Prime Minister Justin Trudeau’s government will be putting a restriction on the number of temporary residents entering Canada this fall for the first time in an attempt to address the ongoing housing crisis and control inflation.
Currently, Canada has about 2.5 million temporary residents, making up about 6.2 percent of the total population. This group includes students, asylum seekers, and temporary workers. Immigration Minister Marc Miller aims to decrease this number to around five percent over the next three years.
Miller will consult with provincial and territorial counterparts to establish an annual target for temporary residents, similar to the process the federal government currently uses for permanent residents in Canada’s annual levels planning.
At a press briefing in Ottawa, Miller stated, “As global conditions change, as our labour market tightens and as the types of skillsets we look for in our future workforce evolves, so should our policies.” “We need to be more strategic in how we assess demand and the international students and temporary foreign workers that we are welcoming.”
At present, 42 percent of temporary residents are students, nine percent are temporary workers under the temporary foreign workers program, while 44 percent are workers under the international mobility program, including post-graduate work permits, spousal work permits for students and workers arriving through inter-company transfers or humanitarian pathways, such as those fleeing Ukraine.
Canada depends on immigrants to strengthen its economy and replace its aging population. However, the notable population growth in the past two years, mainly due to a rise in temporary residents during a housing shortage, has led economists and think tanks to urge Ottawa to provide more clarity on how it plans to accommodate hundreds of thousands of newcomers annually.
Introducing targets for temporary residents is the federal government’s latest effort to address the situation. Last year, Canada implemented a two-year cap for new international students and restricted eligibility for work permits for post-graduates and their spouses. Additionally, the government chose not to increase the number of permanent residents it aims to bring in from 2026 onward.
Miller emphasized that the ultimate goal is to ensure a “well-managed, sustainable immigration system based on needs rather than prioritizing profitability over integrity and sustainability.”
According to a report released Thursday by the Bank of Nova Scotia, Canada should reshape its immigration policy rather than pursuing a “quick fix” to address its declining labor productivity issue, the Bank of Nova Scotia said in a report released Thursday.
The report urged the government to invest more in providing newcomers with the tools they need to increase productivity and to focus on economic migrants.
The report presented two scenarios in which Canada’s productivity could have remained stable instead of declining in the past two years.
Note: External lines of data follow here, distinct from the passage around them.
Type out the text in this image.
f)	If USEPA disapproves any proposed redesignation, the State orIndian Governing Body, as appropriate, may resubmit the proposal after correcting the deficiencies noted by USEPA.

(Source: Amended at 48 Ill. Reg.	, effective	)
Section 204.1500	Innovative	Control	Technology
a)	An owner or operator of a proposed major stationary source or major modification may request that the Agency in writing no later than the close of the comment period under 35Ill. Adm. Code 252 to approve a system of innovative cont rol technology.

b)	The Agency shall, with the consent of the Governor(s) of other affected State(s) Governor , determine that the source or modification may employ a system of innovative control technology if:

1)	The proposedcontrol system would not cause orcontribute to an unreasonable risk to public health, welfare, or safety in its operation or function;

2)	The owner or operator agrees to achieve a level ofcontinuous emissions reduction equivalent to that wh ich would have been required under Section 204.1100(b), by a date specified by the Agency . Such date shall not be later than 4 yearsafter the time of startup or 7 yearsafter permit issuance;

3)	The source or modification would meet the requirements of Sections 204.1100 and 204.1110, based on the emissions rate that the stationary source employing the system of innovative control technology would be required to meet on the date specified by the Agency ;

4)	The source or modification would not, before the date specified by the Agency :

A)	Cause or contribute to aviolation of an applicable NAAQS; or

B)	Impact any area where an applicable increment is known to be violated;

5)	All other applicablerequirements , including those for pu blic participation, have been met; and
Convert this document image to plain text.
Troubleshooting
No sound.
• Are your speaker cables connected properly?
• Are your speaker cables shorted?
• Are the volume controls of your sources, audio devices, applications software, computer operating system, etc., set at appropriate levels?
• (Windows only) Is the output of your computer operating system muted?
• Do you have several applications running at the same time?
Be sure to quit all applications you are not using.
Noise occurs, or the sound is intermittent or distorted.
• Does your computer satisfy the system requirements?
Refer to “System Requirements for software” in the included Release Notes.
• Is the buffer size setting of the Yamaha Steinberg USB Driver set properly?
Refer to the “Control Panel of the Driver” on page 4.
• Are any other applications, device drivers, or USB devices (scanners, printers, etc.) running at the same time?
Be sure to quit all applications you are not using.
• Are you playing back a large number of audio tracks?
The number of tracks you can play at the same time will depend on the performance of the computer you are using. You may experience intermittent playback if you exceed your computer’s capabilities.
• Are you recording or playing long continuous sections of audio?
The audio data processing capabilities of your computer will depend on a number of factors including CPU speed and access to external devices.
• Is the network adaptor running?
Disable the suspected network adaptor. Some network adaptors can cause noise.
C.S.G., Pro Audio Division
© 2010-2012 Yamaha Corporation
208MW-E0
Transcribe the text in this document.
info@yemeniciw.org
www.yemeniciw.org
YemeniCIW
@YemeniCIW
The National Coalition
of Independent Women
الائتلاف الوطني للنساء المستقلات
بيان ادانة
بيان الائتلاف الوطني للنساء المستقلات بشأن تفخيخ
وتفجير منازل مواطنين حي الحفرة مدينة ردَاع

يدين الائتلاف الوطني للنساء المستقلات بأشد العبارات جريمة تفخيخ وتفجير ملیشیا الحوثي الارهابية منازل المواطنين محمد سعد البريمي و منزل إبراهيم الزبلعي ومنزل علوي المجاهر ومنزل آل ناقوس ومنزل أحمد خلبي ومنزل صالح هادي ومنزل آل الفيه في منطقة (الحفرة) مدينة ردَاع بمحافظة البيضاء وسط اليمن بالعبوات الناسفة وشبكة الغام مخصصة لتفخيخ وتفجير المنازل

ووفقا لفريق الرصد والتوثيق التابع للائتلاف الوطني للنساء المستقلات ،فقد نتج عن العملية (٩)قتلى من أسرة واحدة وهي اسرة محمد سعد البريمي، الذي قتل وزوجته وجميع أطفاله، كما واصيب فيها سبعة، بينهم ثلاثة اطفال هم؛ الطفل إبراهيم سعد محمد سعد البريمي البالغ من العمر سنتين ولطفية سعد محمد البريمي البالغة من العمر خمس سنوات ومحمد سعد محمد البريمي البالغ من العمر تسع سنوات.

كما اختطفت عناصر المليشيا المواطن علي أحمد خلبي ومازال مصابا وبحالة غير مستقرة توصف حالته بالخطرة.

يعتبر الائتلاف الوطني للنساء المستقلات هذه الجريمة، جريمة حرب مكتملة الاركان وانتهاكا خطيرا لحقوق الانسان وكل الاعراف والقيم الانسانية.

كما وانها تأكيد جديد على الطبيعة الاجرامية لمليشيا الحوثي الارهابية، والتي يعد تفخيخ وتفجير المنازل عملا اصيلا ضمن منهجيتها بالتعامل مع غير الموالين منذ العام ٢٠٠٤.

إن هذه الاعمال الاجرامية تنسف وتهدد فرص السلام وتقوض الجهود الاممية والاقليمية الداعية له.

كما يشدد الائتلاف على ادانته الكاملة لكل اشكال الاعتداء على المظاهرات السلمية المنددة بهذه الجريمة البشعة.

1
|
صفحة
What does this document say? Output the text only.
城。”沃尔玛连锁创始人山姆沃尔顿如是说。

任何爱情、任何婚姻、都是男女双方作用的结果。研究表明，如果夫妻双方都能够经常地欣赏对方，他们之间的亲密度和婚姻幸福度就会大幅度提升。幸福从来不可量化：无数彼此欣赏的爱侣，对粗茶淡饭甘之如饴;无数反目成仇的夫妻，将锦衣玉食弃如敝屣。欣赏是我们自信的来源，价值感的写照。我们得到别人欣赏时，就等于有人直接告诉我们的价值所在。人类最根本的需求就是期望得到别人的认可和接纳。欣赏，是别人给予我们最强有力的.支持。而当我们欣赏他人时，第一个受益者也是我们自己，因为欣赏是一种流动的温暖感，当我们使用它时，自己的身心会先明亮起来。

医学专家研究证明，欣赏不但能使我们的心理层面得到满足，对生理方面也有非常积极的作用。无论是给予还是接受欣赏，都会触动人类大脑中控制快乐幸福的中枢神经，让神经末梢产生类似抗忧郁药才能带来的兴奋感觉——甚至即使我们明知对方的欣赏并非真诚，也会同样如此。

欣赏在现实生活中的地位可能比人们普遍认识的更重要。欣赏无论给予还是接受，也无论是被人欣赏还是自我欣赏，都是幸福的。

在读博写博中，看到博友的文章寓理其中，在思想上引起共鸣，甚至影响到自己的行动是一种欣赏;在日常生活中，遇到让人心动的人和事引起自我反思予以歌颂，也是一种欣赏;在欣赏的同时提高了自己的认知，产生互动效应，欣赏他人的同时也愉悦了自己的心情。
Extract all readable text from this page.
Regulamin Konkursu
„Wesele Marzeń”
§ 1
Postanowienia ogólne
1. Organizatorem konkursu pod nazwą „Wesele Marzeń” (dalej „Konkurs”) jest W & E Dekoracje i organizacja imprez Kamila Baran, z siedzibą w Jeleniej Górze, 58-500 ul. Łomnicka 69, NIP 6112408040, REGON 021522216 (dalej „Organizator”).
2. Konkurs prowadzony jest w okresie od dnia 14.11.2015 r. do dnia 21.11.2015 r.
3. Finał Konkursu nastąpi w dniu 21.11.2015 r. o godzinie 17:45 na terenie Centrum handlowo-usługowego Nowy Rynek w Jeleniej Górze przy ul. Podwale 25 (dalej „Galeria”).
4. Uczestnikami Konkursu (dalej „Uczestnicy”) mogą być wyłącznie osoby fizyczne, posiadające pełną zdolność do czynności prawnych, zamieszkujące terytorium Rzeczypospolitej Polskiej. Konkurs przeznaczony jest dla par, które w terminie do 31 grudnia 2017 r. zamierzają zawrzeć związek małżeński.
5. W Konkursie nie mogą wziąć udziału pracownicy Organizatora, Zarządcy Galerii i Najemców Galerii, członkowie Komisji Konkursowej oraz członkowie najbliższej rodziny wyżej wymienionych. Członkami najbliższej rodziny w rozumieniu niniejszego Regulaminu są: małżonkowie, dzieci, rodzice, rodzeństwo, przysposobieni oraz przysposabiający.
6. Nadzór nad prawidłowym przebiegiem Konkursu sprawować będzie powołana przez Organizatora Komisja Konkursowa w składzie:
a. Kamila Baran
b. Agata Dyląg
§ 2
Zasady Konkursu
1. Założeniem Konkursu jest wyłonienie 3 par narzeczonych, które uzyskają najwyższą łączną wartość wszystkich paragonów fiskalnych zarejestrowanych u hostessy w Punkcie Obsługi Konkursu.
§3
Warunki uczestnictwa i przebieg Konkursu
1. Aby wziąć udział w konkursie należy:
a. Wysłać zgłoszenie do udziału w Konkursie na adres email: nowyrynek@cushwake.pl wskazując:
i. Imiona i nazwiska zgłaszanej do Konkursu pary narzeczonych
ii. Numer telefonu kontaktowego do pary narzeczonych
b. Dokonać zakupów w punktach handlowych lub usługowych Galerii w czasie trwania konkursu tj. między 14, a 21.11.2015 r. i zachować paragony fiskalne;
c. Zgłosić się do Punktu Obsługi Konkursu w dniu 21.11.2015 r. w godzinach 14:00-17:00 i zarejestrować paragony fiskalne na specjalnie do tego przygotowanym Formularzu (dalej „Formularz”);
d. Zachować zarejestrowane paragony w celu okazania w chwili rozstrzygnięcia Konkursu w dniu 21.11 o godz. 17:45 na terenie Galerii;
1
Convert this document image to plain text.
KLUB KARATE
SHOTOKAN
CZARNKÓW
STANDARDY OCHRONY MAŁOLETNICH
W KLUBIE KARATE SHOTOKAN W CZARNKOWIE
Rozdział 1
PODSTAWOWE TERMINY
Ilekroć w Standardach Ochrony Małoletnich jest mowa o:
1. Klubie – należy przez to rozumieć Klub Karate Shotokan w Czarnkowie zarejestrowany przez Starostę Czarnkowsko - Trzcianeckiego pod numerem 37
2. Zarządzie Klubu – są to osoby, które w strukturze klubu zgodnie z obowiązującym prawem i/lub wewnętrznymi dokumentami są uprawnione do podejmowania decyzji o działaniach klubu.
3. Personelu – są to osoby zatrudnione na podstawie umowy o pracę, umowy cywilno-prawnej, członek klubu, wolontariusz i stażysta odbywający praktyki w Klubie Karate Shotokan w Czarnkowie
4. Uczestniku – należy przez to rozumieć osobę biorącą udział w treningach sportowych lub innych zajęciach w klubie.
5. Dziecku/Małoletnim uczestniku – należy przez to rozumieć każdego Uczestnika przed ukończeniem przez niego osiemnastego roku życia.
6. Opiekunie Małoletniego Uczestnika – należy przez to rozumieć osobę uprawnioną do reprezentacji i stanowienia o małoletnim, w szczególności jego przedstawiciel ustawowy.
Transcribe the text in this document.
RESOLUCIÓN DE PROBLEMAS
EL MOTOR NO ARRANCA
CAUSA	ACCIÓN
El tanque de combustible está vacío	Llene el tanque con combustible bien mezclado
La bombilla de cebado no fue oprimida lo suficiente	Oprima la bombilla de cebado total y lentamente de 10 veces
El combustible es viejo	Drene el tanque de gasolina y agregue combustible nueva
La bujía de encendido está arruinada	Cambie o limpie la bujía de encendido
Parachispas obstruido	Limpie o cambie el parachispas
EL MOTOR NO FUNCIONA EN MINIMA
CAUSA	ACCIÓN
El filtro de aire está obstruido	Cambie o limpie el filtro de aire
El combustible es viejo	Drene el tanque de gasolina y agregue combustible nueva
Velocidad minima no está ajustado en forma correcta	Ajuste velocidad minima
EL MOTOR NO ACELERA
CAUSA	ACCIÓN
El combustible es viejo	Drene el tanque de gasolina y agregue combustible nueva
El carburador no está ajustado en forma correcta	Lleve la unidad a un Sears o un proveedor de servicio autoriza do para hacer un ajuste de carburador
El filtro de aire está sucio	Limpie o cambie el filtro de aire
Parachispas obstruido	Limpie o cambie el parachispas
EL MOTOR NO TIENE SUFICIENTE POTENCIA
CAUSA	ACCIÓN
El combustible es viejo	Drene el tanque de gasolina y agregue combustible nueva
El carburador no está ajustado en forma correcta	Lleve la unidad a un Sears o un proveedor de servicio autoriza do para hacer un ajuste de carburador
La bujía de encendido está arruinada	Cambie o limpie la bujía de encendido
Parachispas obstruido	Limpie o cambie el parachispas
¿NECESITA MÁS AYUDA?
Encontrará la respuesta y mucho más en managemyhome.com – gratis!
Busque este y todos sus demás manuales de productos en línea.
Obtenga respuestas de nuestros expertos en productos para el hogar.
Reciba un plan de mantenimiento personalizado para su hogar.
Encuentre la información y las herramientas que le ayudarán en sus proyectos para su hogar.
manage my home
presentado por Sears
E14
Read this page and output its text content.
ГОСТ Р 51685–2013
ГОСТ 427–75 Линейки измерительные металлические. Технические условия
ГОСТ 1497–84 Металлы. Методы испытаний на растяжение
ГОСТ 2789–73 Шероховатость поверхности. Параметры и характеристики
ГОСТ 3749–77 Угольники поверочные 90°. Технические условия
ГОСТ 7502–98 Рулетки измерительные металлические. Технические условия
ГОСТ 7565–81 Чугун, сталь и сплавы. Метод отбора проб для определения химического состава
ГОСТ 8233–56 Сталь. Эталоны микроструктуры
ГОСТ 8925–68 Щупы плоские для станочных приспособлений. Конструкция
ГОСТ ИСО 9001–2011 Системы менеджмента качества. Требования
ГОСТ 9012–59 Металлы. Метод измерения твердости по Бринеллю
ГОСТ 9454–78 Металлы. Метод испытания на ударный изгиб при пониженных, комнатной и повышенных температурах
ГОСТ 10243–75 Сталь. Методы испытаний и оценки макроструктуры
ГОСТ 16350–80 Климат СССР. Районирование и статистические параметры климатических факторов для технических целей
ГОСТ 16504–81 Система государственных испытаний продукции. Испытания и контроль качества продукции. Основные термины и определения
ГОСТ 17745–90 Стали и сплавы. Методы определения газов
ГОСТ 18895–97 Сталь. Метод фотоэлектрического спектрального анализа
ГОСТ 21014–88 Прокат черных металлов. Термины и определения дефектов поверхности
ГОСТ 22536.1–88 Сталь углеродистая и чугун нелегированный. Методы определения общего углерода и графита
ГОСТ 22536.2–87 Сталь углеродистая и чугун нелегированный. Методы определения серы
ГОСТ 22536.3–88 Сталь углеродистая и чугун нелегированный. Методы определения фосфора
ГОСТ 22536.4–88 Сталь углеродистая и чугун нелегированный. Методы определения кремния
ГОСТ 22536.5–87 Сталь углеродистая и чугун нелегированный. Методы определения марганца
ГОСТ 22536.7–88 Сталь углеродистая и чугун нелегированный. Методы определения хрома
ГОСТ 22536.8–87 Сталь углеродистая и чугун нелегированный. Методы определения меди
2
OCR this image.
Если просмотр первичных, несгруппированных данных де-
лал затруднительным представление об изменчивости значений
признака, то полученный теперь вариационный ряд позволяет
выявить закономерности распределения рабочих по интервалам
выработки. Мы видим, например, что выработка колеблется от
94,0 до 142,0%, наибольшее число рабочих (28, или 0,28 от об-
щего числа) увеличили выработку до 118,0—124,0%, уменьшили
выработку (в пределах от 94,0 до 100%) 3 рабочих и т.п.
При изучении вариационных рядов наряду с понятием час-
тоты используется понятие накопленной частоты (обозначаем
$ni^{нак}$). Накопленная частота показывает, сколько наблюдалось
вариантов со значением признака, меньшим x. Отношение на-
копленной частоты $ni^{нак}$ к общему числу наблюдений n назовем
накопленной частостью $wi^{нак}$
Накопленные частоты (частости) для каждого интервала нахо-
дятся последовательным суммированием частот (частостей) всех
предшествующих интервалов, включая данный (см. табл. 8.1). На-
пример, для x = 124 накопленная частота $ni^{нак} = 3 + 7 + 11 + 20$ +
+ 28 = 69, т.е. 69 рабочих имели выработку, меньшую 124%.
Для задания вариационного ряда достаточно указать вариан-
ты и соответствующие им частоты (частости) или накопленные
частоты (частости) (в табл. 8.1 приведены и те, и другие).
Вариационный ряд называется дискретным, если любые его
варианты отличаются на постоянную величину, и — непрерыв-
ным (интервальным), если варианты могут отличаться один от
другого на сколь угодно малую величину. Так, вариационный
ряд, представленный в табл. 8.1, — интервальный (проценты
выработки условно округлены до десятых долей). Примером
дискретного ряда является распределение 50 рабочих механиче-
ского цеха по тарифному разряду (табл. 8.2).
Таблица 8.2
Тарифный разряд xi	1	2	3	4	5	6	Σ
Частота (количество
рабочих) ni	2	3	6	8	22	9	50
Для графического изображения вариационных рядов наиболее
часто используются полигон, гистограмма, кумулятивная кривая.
One was to limit annual population growth to 350,000 instead of over a million. The report also suggested that a significant 15 percent increase in business investment could have achieved the same outcome by equipping people with the necessary tools to enhance efficiency.
- Foreign workers on temporary contracts are increasingly being hired for jobs with low wages
- Canada's job gains are twice what was expected
- New immigrants to Canada are lowering their expectations
Rebekah Young, one of the two economists who wrote the report, said, “Everyone talks about productivity and output per employee, because it’s an indicator of well-being and quality of life. If that decreases over time, everyone will be worse off. And it will take some time before we notice it.”
Canada’s gross domestic product (GDP) grew by 0.2 per cent in the fourth quarter of 2023, but its GDP per capita, which divides the GDP figure by population, has declined in five out of the past six quarters, according to economists.